Un centre commercial dans le parc industriel

Comme il vient tout juste d’ouvrir, je suis allé au centre commercial dont le chantier a entièrement barré notre rue durant un an et demi. Il n’est pas pourvu d’un accès pour piéton. On peut toujours marcher sur la chaussée mais seul un accès véhicule est prévu. Une supérette d’alimentation était ouverte. Je suis allé acheter un café dans l’autre établissement ouvert mais au moment de payer le garçon me fit : « C’est gratuit pour vous, Yan, officiellement, nous n’ouvrons que demain ! » Aucun autre commerce n’était ouvert. La boutique Décathlon était encore en travaux.
Ce centre commercial n’est situé qu’à 200 mètres de notre cité ouvrière mais c’est un monde qui les sépare. Le monde de l’opulence et le monde de ceux qui travaillent à l’usine… En partant j’ai proposé à des voisins de m’y accompagner mais ils ont décliné. Ils ne se trouvent pas dignes de fréquenter ce genre de lieu. De nombreux ouvriers s’y trouvent pourtant puisqu’ils finissent de le construire. Mais les marchandises qu’on n’y vendra seront trop chères pour eux.

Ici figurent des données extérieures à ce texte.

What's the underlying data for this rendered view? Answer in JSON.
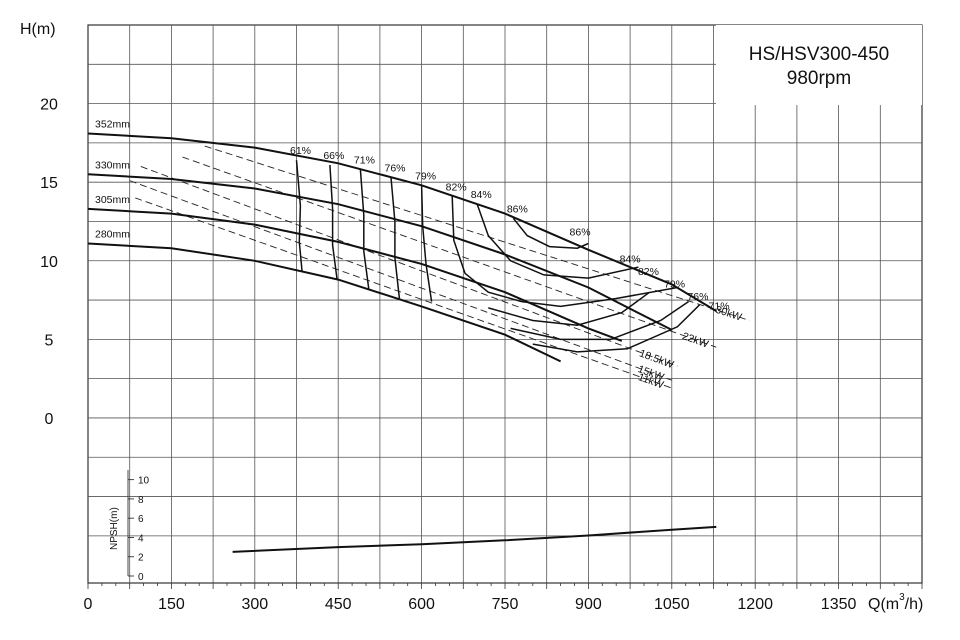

Le terrain avant la construction

La culture khmère provient en grande partie d’Inde. Au Cambodge la société ne s’est jamais divisée en castes pourtant il en subsiste quelque chose dans le vocabulaire avec ses répertoires pour s’adresser aux personnes de son rang, aux membres d’une famille royale et aux bonzes. Mais c’est dans la mentalité collective que le système de castes survit. Cela se traduit par des rapports sociaux marqués par la soumission. Celui qui est au-dessus soumet celui qui est au-dessous et celui qui est au-dessous accepte d’être soumis à celui qui est au-dessus. La règle générale est donc d’être un enfant soumis à ses parents, une épouse soumise à son époux, un employé soumis à son employeur, un citoyen soumis au pouvoir politique. Ce phénomène ancestral se manifeste de façons variées où ceux qui ont le pouvoir l’exercent de manière autoritaire et où les autres expriment de la déférence. Quand vous aménagez dans une cité ouvrière et que vous informez le propriétaire que vous repeindrez l’intérieur du studio à vos frais il devrait s’en réjouir mais non… C’est tout juste s’il autorisera les travaux d’un air bougon en vous faisant bien comprendre qu’il s’agit là d’une tolérance de sa part. Pourquoi une telle réticence ? Parce qu’en rafraîchissant la peinture vous vous différenciez des autres, vous revendiquez un droit comme si vous habitiez chez vous alors que vous vivez en fin de compte chez votre propriétaire. A l’inverse tant que la règle usuelle est respectée, que chacun reste à la place qui lui est conférée, tout se passe pour le mieux… Que ce soit donc dans le rapport à l’environnement ou à l’entourage la peur distille son venin qui empêche aussi de se démarquer du groupe, de la tradition, de l’habitude collective admise.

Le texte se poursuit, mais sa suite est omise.